Durban28012015Jane Troughton stands in the little building that houses the battery pack that stores energy from her solar Power panels.Picture:Marilyn Bernard

Durban -

While Eskom struggles to provide electricity, a Durban family is producing enough solar power for their household and even more to sell to the eThekwini Municipality.

Jane Troughton said during the hot weather in the past two weeks, her Durban North house had generated plenty of electricity, to the extent that their system started to pump power back to the municipality’s networks.

“We need to sell this power so that I can get a return on my investment,” she said.

However, the municipality had told her that the National Energy Regulator of South Africa (Nersa) prevented her from selling her electricity.

The municipality supports private power production, but it said its hands were tied as Nersa had strict regulations about power generation.

Troughton and her husband, Greg Courtney, said they entered into a trading agreement with the municipality two years ago, but they had not been able to sell electricity back to the city because of the regulations.

Troughton said her research had revealed that there were families in Richards Bay and Cape Town who were involved in pilot projects of selling green power to municipalities.

“Nersa don’t seem to be a problem there (Cape Town and Richards Bay). When are we going to see the power of purchase agreements coming into effect?” she asked.

Troughton and Courtney, who are eco-friendly lobbyists, said in 2013 they invested R180 000 to build an electricity manufacturing system, which is made up of solar panels, batteries and a “substation”.

Their system was still connected to the municipality’s electricity network because it would cost them R350 000 to build an independent system, which they could not afford.

They saved electricity by using appliances which consumed less power, and had a solar-powered geyser.

They had a “natural air conditioner” for the house, which operated with fresh air drawn into the house from the poolside area. Extraction fans on the roof sucked out stale air.

“Already a number of our friends have been inspired by our set-up,” said Troughton.

If more people produced their own power, it would ease pressure on Eskom.

“The municipality can buy electricity from private producers and distribute it to local households, while Eskom will be left to provide power to big industries,” she said.

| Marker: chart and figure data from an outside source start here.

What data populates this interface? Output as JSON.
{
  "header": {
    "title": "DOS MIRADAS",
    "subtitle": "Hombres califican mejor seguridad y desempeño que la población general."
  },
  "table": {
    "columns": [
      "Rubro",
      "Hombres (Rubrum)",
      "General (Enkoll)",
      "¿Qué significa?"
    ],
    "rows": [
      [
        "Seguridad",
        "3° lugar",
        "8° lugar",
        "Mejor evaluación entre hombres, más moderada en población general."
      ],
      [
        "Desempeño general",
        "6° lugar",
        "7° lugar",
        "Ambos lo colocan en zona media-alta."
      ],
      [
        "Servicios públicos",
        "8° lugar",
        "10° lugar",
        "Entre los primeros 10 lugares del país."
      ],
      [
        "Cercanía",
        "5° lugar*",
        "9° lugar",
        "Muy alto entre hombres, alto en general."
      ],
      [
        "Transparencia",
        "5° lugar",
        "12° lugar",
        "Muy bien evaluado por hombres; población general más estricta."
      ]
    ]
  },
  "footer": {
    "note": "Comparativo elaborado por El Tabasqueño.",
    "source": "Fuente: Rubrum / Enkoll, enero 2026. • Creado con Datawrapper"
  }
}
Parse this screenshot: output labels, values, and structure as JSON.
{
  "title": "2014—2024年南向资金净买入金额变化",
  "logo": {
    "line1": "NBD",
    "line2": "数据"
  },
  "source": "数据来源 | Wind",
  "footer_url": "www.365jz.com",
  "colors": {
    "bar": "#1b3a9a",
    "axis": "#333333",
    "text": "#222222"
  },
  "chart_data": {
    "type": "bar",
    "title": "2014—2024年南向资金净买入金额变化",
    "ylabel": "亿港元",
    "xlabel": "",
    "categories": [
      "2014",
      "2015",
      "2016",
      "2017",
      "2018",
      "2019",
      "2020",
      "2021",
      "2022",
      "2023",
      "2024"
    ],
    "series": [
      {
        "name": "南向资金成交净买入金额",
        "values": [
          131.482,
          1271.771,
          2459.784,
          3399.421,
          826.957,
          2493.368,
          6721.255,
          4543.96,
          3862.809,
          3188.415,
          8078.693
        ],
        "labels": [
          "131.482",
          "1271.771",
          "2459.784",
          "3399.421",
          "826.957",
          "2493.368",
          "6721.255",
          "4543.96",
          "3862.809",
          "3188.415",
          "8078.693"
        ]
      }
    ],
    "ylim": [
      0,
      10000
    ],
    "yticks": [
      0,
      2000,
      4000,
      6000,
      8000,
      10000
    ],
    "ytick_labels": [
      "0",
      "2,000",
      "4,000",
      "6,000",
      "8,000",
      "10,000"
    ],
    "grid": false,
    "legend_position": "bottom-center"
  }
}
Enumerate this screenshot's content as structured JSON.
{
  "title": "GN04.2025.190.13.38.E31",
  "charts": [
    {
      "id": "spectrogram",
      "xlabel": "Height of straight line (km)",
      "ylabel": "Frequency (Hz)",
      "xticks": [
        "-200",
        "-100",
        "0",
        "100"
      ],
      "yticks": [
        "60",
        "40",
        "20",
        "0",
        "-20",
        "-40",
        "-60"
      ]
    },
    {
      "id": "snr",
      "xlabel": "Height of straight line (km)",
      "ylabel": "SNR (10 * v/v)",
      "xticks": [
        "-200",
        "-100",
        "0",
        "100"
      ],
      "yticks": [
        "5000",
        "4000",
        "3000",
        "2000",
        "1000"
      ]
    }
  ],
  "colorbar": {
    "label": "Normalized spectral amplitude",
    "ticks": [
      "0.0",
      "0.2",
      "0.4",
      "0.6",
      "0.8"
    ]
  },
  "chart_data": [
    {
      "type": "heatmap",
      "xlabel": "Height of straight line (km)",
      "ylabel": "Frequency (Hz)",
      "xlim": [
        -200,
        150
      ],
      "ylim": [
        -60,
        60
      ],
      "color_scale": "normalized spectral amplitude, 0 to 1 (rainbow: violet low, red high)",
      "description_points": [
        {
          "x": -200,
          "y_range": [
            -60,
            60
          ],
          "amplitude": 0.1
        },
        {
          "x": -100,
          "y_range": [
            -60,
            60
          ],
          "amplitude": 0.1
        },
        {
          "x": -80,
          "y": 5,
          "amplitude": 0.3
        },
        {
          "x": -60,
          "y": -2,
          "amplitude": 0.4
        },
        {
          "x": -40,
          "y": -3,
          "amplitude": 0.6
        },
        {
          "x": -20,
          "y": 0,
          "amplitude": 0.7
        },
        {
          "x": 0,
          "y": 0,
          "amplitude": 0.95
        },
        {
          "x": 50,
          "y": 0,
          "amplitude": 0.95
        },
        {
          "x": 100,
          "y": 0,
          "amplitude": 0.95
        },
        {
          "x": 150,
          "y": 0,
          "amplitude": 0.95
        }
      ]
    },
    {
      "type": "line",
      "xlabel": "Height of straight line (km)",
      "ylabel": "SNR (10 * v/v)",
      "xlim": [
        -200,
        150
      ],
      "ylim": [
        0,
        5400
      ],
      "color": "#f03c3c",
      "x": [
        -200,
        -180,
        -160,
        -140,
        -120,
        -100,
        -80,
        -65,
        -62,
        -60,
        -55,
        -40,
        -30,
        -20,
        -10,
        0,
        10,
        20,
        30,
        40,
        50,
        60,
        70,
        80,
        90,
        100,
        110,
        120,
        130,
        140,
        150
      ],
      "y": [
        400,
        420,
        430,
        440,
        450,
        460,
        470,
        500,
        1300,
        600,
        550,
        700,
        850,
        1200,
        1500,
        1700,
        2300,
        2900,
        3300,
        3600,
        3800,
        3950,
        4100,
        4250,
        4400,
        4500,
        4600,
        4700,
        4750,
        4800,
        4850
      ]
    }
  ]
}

The eThekwini Municipality’s chief electrical engineer, Leshan Moodliar, said the municipality had entered into trading deals with about 15 power-producing families and 10 companies over the past few years, but Nersa’s safety regulations had prevented it from implementing the deals.

He said the municipality needed to have enough technicians to deal with issues which might arise.

He said privately produced systems, if connected to the public network, could compromise the quality of the electricity and be dangerous if not regulated correctly.

However, the municipality had adopted renewable power production, he said.

“We have spent a great deal of time researching this internationally. Many countries have taken this approach and enjoyed great success.

“We have engaged with the Association of Municipal Electricity Undertakings, the South African Local Government Association, Nersa and many international counterparts,” said Moodliar.

Nersa spokeswoman Poppie Mahlangu said distribution of electricity was regulated by the Electricity Regulation Act of 2006.

“Eskom has always said it accepts other power producers,” she said.